SEE: The Toddler Development Instrument

FAN hopes to have every child born in the School District 20 in the next year examined by the TDI.

“With information from those two questionnaires, what we’ll get back for our region… is some really rich information on the developmental health of children, but also on the well-being of their families, which to our knowledge hasn’t been done before,” Anderson says.

While there is some screening done now of children at an early age, when they go in for their regular checkups and vaccinations, there’s no one-stop consistent gathering of information about all aspects of health and well being of children and their families, says Anderson.

And there’s a big gap between when a child gets its last vaccination at 18 months and his or her first day at school.

“It’s that gap we’re trying to address by gathering information on how are our children doing developmentally at the 18-month mark,” she says.

The West Kootenay is one of five regions across B.C. currently piloting the TDI throughout 2019-20.

Sharing information on how children and families are doing through the early years with local family service providers and community leaders will allow for tailored programming and creation of supports in areas where the data shows are most needed.

“Looking at the wellness of our children, and what areas they are doing really well in, and what areas that they could use some support in, and with that information local service providers might be able to change a program to address that particular area we saw some vulnerabilities in,” says Anderson. “So maybe a Strong Start program or a pre-school might focus on developing friendships, or getting along with other kids.

“If we were able to do that before a child enters school, and help work through some of those issues or challenges or vulnerability, we can see maybe a smoother entry into the school system.”

There currently exists no systematic collection of information on the developmental health of children in the pre-school aged period nor on the well-being of their families.

Parents of children who are currently one to two years old can fill out the Toddler Development Instrument online at https://tdi.ubc.ca.
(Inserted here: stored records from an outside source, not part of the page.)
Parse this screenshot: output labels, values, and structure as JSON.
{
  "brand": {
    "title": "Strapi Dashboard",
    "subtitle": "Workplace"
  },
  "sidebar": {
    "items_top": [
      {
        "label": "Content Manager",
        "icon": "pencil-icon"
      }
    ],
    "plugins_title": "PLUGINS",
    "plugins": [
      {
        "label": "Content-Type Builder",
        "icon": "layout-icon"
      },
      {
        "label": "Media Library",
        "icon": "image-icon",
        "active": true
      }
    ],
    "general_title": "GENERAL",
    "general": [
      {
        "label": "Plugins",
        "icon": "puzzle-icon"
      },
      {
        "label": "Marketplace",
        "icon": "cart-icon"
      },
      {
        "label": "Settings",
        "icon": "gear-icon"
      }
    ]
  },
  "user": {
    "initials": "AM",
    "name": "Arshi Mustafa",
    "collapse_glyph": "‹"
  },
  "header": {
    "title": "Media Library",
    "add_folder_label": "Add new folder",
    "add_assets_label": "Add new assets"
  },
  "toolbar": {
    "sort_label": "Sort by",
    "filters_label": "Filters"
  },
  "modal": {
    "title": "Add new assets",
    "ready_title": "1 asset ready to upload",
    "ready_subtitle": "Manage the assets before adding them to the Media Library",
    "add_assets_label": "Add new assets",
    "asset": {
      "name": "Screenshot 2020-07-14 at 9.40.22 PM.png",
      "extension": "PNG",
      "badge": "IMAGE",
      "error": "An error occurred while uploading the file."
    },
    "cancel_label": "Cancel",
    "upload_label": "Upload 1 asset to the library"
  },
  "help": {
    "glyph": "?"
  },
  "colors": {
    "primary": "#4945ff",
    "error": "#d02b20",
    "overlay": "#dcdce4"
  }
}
The survey will be online for for a year.

The Ages and Stages tool is done as a live interview with the parent and caregiver about the child. That’s available when children enter programs like preschools, daycare and other programs in the region.

Anderson says about 500 children are estimated to be the capture age for the TDI survey. The Ages and Stages survey hopes to interview the parents of about 225 children aged 18 months or older.

“We’ve got our work cut out for us,” says Anderson. “I keep saying to our partners, please help us get out to these families, so I don’t have to go chasing parents through the mall.”

About $125,000 is being spent on the project overall.

The pilot project is sponsored by Vancouver Foundation, Teck Metals Ltd., and Columbia Basin Trust.